L’équipe d’Ecran Large a globalement aimé Avatar 3 MAIS on a quand même des réserves avec plusieurs points. Voilà 4 aspects qui posent problème dans le film, pour nous.

En apparence, Ecran Large adore les films Avatar. Une note de 5/5 pour le premier film sorti en 2009 (autre équipe, autre époque), 4,5/5 à Avatar 2 : La Voie de l’eau en 2022 et 3,5/5 à Avatar 3 : De feu et de cendres. Mais en réalité, les débats font rage dans l’équipe, où les avis vont de « j’ai vu chaque film 18 fois parce que c’est grandiose » à « mais qu’est-ce que c’est naze quand même », avec toutes les nuances entre les deux.

Avatar 3 ne va pas mettre fin aux bagarres, mais il va peut-être un peu calmer les choses vu ses défauts et faiblesses, visibles même pour les fanatiques aveuglés par leur amour pour le demi-dieu James Cameron. On revient sur 4 problèmes du méga-blockbuster.

ATTENTION SPOILERS, ÉVIDEMMENT

LE PROBLÈME DES « MÉCHANTS » (SURTOUT VARANG)

James Cameron s’est certainement tiré une balle dans le pied en insistant autant sur le nouveau groupe Na’vi, le « clan des cendres », et leur cheffe Varang. Il déclarait chez Empire en janvier 2025 :

« L’un des objectifs avec ce film était de ne pas être dans une vision simpliste et manichéenne.

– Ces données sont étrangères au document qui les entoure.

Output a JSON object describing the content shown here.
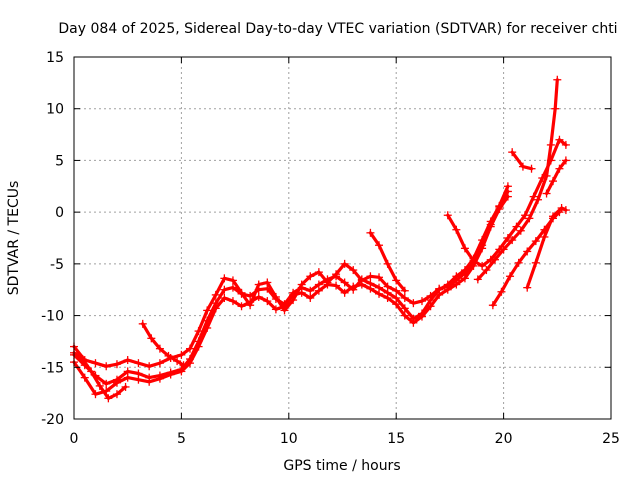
{
  "chart_data": {
    "type": "scatter",
    "title": "Day 084 of 2025, Sidereal Day-to-day VTEC variation (SDTVAR) for receiver chti",
    "xlabel": "GPS time / hours",
    "ylabel": "SDTVAR / TECUs",
    "xlim": [
      0,
      25
    ],
    "ylim": [
      -20,
      15
    ],
    "xticks": [
      0,
      5,
      10,
      15,
      20,
      25
    ],
    "yticks": [
      -20,
      -15,
      -10,
      -5,
      0,
      5,
      10,
      15
    ],
    "grid": true,
    "marker": "+",
    "color": "#ff0000",
    "series": [
      {
        "name": "trace-1",
        "points": [
          [
            0,
            -13
          ],
          [
            0.5,
            -14.3
          ],
          [
            1,
            -14.6
          ],
          [
            1.5,
            -14.9
          ],
          [
            2,
            -14.7
          ],
          [
            2.5,
            -14.3
          ],
          [
            3,
            -14.6
          ],
          [
            3.5,
            -14.9
          ],
          [
            4,
            -14.6
          ],
          [
            4.5,
            -14.1
          ],
          [
            5,
            -13.8
          ],
          [
            5.4,
            -13.2
          ],
          [
            5.8,
            -11.5
          ],
          [
            6.2,
            -9.5
          ],
          [
            6.6,
            -8
          ],
          [
            7,
            -6.4
          ],
          [
            7.4,
            -6.6
          ],
          [
            7.8,
            -7.8
          ],
          [
            8.2,
            -9
          ],
          [
            8.6,
            -7
          ],
          [
            9,
            -6.8
          ],
          [
            9.4,
            -8.2
          ],
          [
            9.8,
            -9.5
          ],
          [
            10.2,
            -8.5
          ],
          [
            10.6,
            -7
          ],
          [
            11,
            -6.2
          ],
          [
            11.4,
            -5.8
          ],
          [
            11.8,
            -6.8
          ],
          [
            12.2,
            -6
          ],
          [
            12.6,
            -5
          ],
          [
            13,
            -5.6
          ],
          [
            13.4,
            -6.6
          ],
          [
            13.8,
            -6.2
          ],
          [
            14.2,
            -6.3
          ],
          [
            14.6,
            -7.2
          ],
          [
            15,
            -7.6
          ],
          [
            15.4,
            -8.3
          ],
          [
            15.8,
            -8.8
          ],
          [
            16.2,
            -8.6
          ],
          [
            16.6,
            -8.1
          ],
          [
            17,
            -7.4
          ],
          [
            17.4,
            -7.2
          ],
          [
            17.8,
            -6.6
          ],
          [
            18.2,
            -5.9
          ],
          [
            18.6,
            -4.9
          ],
          [
            19,
            -3.2
          ],
          [
            19.4,
            -1.2
          ],
          [
            19.8,
            0.5
          ],
          [
            20.2,
            2
          ]
        ]
      },
      {
        "name": "trace-2",
        "points": [
          [
            0,
            -13.8
          ],
          [
            0.5,
            -14.8
          ],
          [
            1,
            -15.8
          ],
          [
            1.5,
            -16.6
          ],
          [
            2,
            -16.2
          ],
          [
            2.5,
            -15.4
          ],
          [
            3,
            -15.6
          ],
          [
            3.5,
            -16
          ],
          [
            4,
            -15.8
          ],
          [
            4.5,
            -15.5
          ],
          [
            5,
            -15.2
          ],
          [
            5.4,
            -14.2
          ],
          [
            5.8,
            -12.5
          ],
          [
            6.2,
            -10.5
          ],
          [
            6.6,
            -8.8
          ],
          [
            7,
            -7.5
          ],
          [
            7.4,
            -7.3
          ],
          [
            7.8,
            -7.9
          ],
          [
            8.2,
            -8.1
          ],
          [
            8.6,
            -7.5
          ],
          [
            9,
            -7.4
          ],
          [
            9.4,
            -8.4
          ],
          [
            9.8,
            -8.9
          ],
          [
            10.2,
            -7.8
          ],
          [
            10.6,
            -7.3
          ],
          [
            11,
            -7.6
          ],
          [
            11.4,
            -7
          ],
          [
            11.8,
            -6.5
          ],
          [
            12.2,
            -6.2
          ],
          [
            12.6,
            -6.8
          ],
          [
            13,
            -7.5
          ],
          [
            13.4,
            -6.5
          ],
          [
            13.8,
            -6.9
          ],
          [
            14.2,
            -7.3
          ],
          [
            14.6,
            -7.8
          ],
          [
            15,
            -8.3
          ],
          [
            15.4,
            -9.3
          ],
          [
            15.8,
            -10.3
          ],
          [
            16.2,
            -9.8
          ],
          [
            16.6,
            -8.5
          ],
          [
            17,
            -7.5
          ],
          [
            17.4,
            -7
          ],
          [
            17.8,
            -6.2
          ],
          [
            18.2,
            -5.6
          ],
          [
            18.6,
            -4.5
          ],
          [
            19,
            -2.7
          ],
          [
            19.4,
            -0.9
          ],
          [
            19.8,
            0.6
          ],
          [
            20.2,
            2.5
          ]
        ]
      },
      {
        "name": "trace-3",
        "points": [
          [
            0,
            -14.5
          ],
          [
            0.5,
            -16
          ],
          [
            1,
            -17.6
          ],
          [
            1.5,
            -17.3
          ],
          [
            2,
            -16.5
          ],
          [
            2.5,
            -16
          ],
          [
            3,
            -16.2
          ],
          [
            3.5,
            -16.4
          ],
          [
            4,
            -16.1
          ],
          [
            4.5,
            -15.7
          ],
          [
            5,
            -15.4
          ],
          [
            5.4,
            -14.6
          ],
          [
            5.8,
            -13
          ],
          [
            6.2,
            -11.2
          ],
          [
            6.6,
            -9.3
          ],
          [
            7,
            -8.3
          ],
          [
            7.4,
            -8.6
          ],
          [
            7.8,
            -9.1
          ],
          [
            8.2,
            -8.7
          ],
          [
            8.6,
            -8.2
          ],
          [
            9,
            -8.6
          ],
          [
            9.4,
            -9.4
          ],
          [
            9.8,
            -9.1
          ],
          [
            10.2,
            -8
          ],
          [
            10.6,
            -7.8
          ],
          [
            11,
            -8.3
          ],
          [
            11.4,
            -7.6
          ],
          [
            11.8,
            -7
          ],
          [
            12.2,
            -7.1
          ],
          [
            12.6,
            -7.8
          ],
          [
            13,
            -7.2
          ],
          [
            13.4,
            -7
          ],
          [
            13.8,
            -7.4
          ],
          [
            14.2,
            -7.9
          ],
          [
            14.6,
            -8.3
          ],
          [
            15,
            -8.9
          ],
          [
            15.4,
            -10
          ],
          [
            15.8,
            -10.7
          ],
          [
            16.2,
            -10.1
          ],
          [
            16.6,
            -9.1
          ],
          [
            17,
            -8
          ],
          [
            17.4,
            -7.5
          ],
          [
            17.8,
            -7
          ],
          [
            18.2,
            -6.4
          ],
          [
            18.6,
            -5.2
          ],
          [
            19,
            -3.5
          ],
          [
            19.4,
            -1.4
          ],
          [
            19.8,
            0.3
          ],
          [
            20.2,
            1.5
          ]
        ]
      },
      {
        "name": "trace-4",
        "points": [
          [
            3.2,
            -10.8
          ],
          [
            3.6,
            -12.2
          ],
          [
            4,
            -13.2
          ],
          [
            4.4,
            -13.9
          ],
          [
            4.8,
            -14.4
          ],
          [
            5.1,
            -14.8
          ]
        ]
      },
      {
        "name": "trace-5",
        "points": [
          [
            0,
            -13.6
          ],
          [
            0.4,
            -14.2
          ],
          [
            0.8,
            -15.4
          ],
          [
            1.2,
            -16.8
          ],
          [
            1.6,
            -18
          ],
          [
            2,
            -17.6
          ],
          [
            2.4,
            -16.9
          ]
        ]
      },
      {
        "name": "trace-6",
        "points": [
          [
            13.8,
            -2
          ],
          [
            14.2,
            -3.2
          ],
          [
            14.6,
            -5
          ],
          [
            15,
            -6.6
          ],
          [
            15.4,
            -7.6
          ]
        ]
      },
      {
        "name": "trace-7",
        "points": [
          [
            17.4,
            -0.3
          ],
          [
            17.8,
            -1.7
          ],
          [
            18.2,
            -3.5
          ],
          [
            18.6,
            -4.7
          ],
          [
            19,
            -5.2
          ],
          [
            19.4,
            -4.6
          ],
          [
            19.8,
            -3.6
          ],
          [
            20.2,
            -2.5
          ],
          [
            20.6,
            -1.4
          ],
          [
            21,
            -0.3
          ],
          [
            21.4,
            1.5
          ],
          [
            21.8,
            3.3
          ],
          [
            22.2,
            5
          ],
          [
            22.6,
            7
          ],
          [
            22.9,
            6.5
          ]
        ]
      },
      {
        "name": "trace-8",
        "points": [
          [
            18.8,
            -6.5
          ],
          [
            19.2,
            -5.6
          ],
          [
            19.6,
            -4.6
          ],
          [
            20,
            -3.6
          ],
          [
            20.4,
            -2.7
          ],
          [
            20.8,
            -1.8
          ],
          [
            21.2,
            -0.6
          ],
          [
            21.6,
            1.2
          ],
          [
            22,
            3.5
          ],
          [
            22.2,
            6.5
          ],
          [
            22.4,
            10
          ],
          [
            22.5,
            12.8
          ]
        ]
      },
      {
        "name": "trace-9",
        "points": [
          [
            19.5,
            -9
          ],
          [
            19.9,
            -7.7
          ],
          [
            20.3,
            -6.2
          ],
          [
            20.7,
            -4.9
          ],
          [
            21.1,
            -3.8
          ],
          [
            21.5,
            -2.8
          ],
          [
            21.9,
            -1.7
          ],
          [
            22.3,
            -0.6
          ],
          [
            22.6,
            0
          ]
        ]
      },
      {
        "name": "trace-10",
        "points": [
          [
            21.1,
            -7.3
          ],
          [
            21.5,
            -4.9
          ],
          [
            21.9,
            -2.4
          ],
          [
            22.3,
            -0.4
          ],
          [
            22.7,
            0.4
          ],
          [
            22.9,
            0.2
          ]
        ]
      },
      {
        "name": "trace-11",
        "points": [
          [
            22,
            1.8
          ],
          [
            22.3,
            3
          ],
          [
            22.6,
            4.2
          ],
          [
            22.9,
            5
          ]
        ]
      },
      {
        "name": "trace-12",
        "points": [
          [
            20.4,
            5.8
          ],
          [
            20.9,
            4.4
          ],
          [
            21.3,
            4.2
          ]
        ]
      }
    ]
  }
}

On essaye d’évoluer au-delà du paradigme ‘tous les humains sont méchants, tous les Na’Vi sont gentils' ».

Bravo James, Varang et les siens sont effectivement très méchants, et Sully est sauvé par un humain très gentil (le docteur Ian Garvin, personnage en carton qui apparaît pour servir l’intrigue et paf il n’est plus là). Le problème, c’est que tout ça est traité en surface, et vite abandonné en cours de route. Et c’est sacrément dommage pour ne pas dire exaspérant du côté de Varang, qui était littéralement en haut de l’affiche d’Avatar 3.

avatar 3 varang
Varang de Komodo

La guerrière incarnée par Oona Chaplin brille pourtant dans la première partie du film. De l’attaque spectaculaire du convoi des Marchands du Vent, où elle est à deux doigts de tuer Neytiri, à sa discussion avec Quaritch, où elle le domine et le teste dans un nuage hallucinogène, la cheffe du clan Mangkwan est présentée comme un personnage puissant et machiavélique, sans foi ni loi, avec un petit quelque chose de vicieux qui la rend encore plus intéressante.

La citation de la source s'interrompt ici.